In a blog post for Allard Law, Liao highlights the hypervisibility and invisibility that juxtaposes the Asian experience in North America — on the one hand, her identity invites unwarranted comments on her English fluency and being “told to go back to where [she] came from.” On the other hand, stereotypes of purported Asian excellence mask very real issues such as exacerbated poverty rates amongst those of Asian descent.

Liao has taken her past and her present in stride, opting to funnel her experiences into the tangible changes she has made to improve the world for her, her three kids and for everyone else.

It has also helped her recognize the intersectionality of climate change.

“As our climate crisis accelerates and disproportionately harms those most marginalized, we need to disrupt old systems.”
“As our climate crisis accelerates and disproportionately harms those most marginalized, we need to disrupt old systems.” Saumya Kamra / The Ubyssey

“The crux of all of this to me is about power,” Liao said of her research. “As our climate crisis accelerates and disproportionately harms those most marginalized, we need to disrupt old systems.”

Liao is the chair and a principal co-investigator of the Canada Climate Law Initiative (CCLI), a “national interdisciplinary research hub” that seeks to spur climate-conscious behaviour within corporate and regulatory bodies through information sessions and legal recommendations.

“It's almost like a dating thing,” Liao joked, “because we match experts to the organization to ensure this depth of knowledge in the application of CCLI’s work.”

For Liao, the severity of the climate crisis makes a turn towards climate-conscious behaviour less of an act of charity and more of a moral obligation.

On climate change and corporate duty, Liao said that “climate change is so bad now that corporate boards have an obligation to put climate risk on the agenda.”

“They actually may be in breach of their fiduciary duties to the corporation if they do not understand the risks and opportunity that climate change is putting upon their organization.”

Per the CCLI, a majority of the boards who receive its presentations engage in some form of climate action such as including climate experts in the board and setting climate-related targets. It's a fact Liao spoke of with pride.

Liao feels similarly towards her own profession — lawyers have an obligation to communicate the reality of climate change to their clients in the same way they would for any other risk. In 2022, she penned an op-ed urging members of the Law Society of British Columbia to vote in favour of a resolution that would mandate lawyers to consider climate change in their day-to-day work. The resolution ultimately failed the vote, an outcome that two years later is still something Liao doesn’t look back on fondly.

“There's … this resistance that may come from how we almost teach lawyers to be risk averse,” she said on the profession’s stagnancy on climate action. “We want [lawyers] to use precedence and we don't want them charting new paths.”
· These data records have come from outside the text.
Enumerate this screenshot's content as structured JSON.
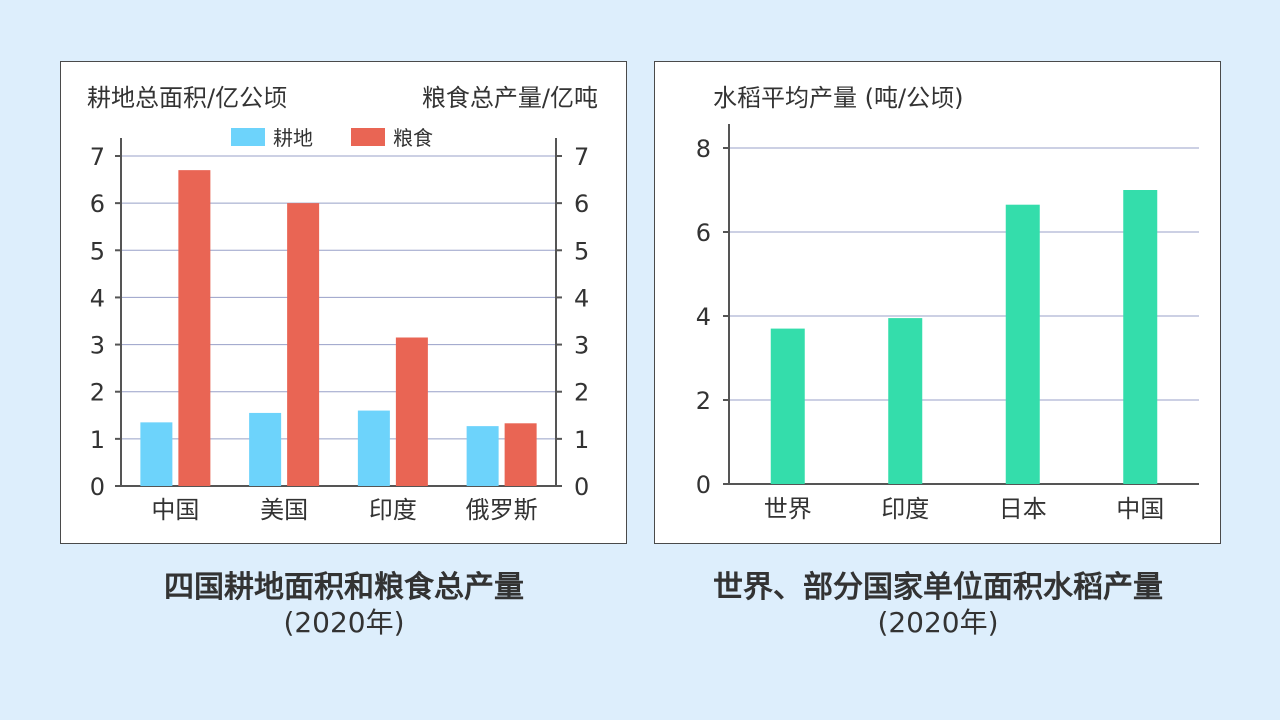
{
  "left_chart": {
    "left_axis_label": "耕地总面积/亿公顷",
    "right_axis_label": "粮食总产量/亿吨",
    "legend": [
      {
        "name": "耕地",
        "color": "#6dd3fb"
      },
      {
        "name": "粮食",
        "color": "#e96554"
      }
    ],
    "caption_title": "四国耕地面积和粮食总产量",
    "caption_sub": "(2020年)"
  },
  "right_chart": {
    "axis_label": "水稻平均产量 (吨/公顷)",
    "bar_color": "#34ddab",
    "caption_title": "世界、部分国家单位面积水稻产量",
    "caption_sub": "(2020年)"
  },
  "chart_data": [
    {
      "type": "bar",
      "categories": [
        "中国",
        "美国",
        "印度",
        "俄罗斯"
      ],
      "series": [
        {
          "name": "耕地",
          "values": [
            1.35,
            1.55,
            1.6,
            1.27
          ]
        },
        {
          "name": "粮食",
          "values": [
            6.7,
            6.0,
            3.15,
            1.33
          ]
        }
      ],
      "ylim": [
        0,
        7
      ],
      "yticks": [
        0,
        1,
        2,
        3,
        4,
        5,
        6,
        7
      ],
      "ylabel_left": "耕地总面积/亿公顷",
      "ylabel_right": "粮食总产量/亿吨",
      "grid": true,
      "legend_position": "top"
    },
    {
      "type": "bar",
      "categories": [
        "世界",
        "印度",
        "日本",
        "中国"
      ],
      "values": [
        3.7,
        3.95,
        6.65,
        7.0
      ],
      "ylim": [
        0,
        8
      ],
      "yticks": [
        0,
        2,
        4,
        6,
        8
      ],
      "ylabel": "水稻平均产量 (吨/公顷)",
      "grid": true
    }
  ]
}
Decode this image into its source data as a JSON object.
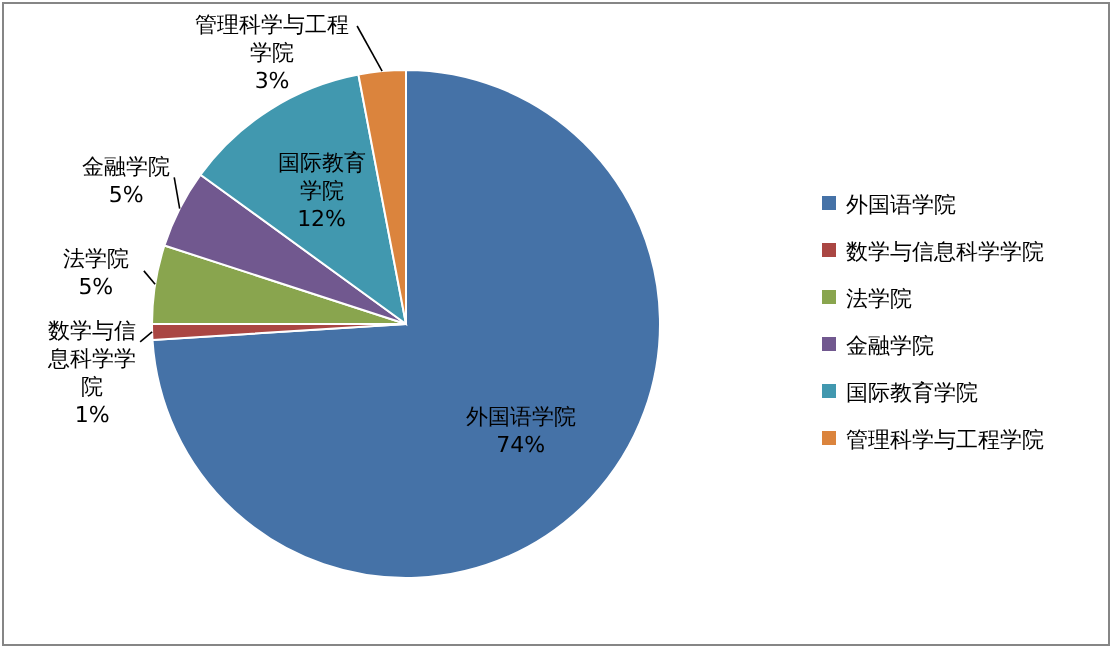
{
  "chart_data": {
    "type": "pie",
    "categories": [
      "外国语学院",
      "数学与信息科学学院",
      "法学院",
      "金融学院",
      "国际教育学院",
      "管理科学与工程学院"
    ],
    "values": [
      74,
      1,
      5,
      5,
      12,
      3
    ],
    "colors": [
      "#4572a7",
      "#aa4643",
      "#89a54e",
      "#71588f",
      "#4198af",
      "#db843d"
    ],
    "value_labels": [
      "74%",
      "1%",
      "5%",
      "5%",
      "12%",
      "3%"
    ],
    "legend": "right"
  }
}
Liao talked about how law in its current form is precedented, but that this dependence on the past is inherently incompatible with climate change, which is unprecedented by definition.

“The truth is that a lot of our laws to date are largely unable to respond to the regulatory gaps that arise from these complex earth system challenges.”

For Liao, the debate is no longer about the science behind climate change. The fight now is about values, ideology and rationalizing the needs of different groups.

“The impacts of climate change have had and will continue to have disproportionately negative effects on Indigenous peoples and their territories, along with racial disparities, gender differentiated impacts, unbalanced harmful effects on the Global South, and greater detriments on the poor, children, and the most marginalized in our communities,” Liao added in a follow-up email to The Ubyssey.

That being said, Liao looks towards the future with a sense of optimism.

As she observes students in her classes, she is confident that the next generation will “expect more from their institutions.”

When asked what she’d want to say to the generation that is “inheriting” the planet, Liao was succinct.

“Don't doubt your voice,” she said with a smile. “The system wasn't designed for you. So break it.”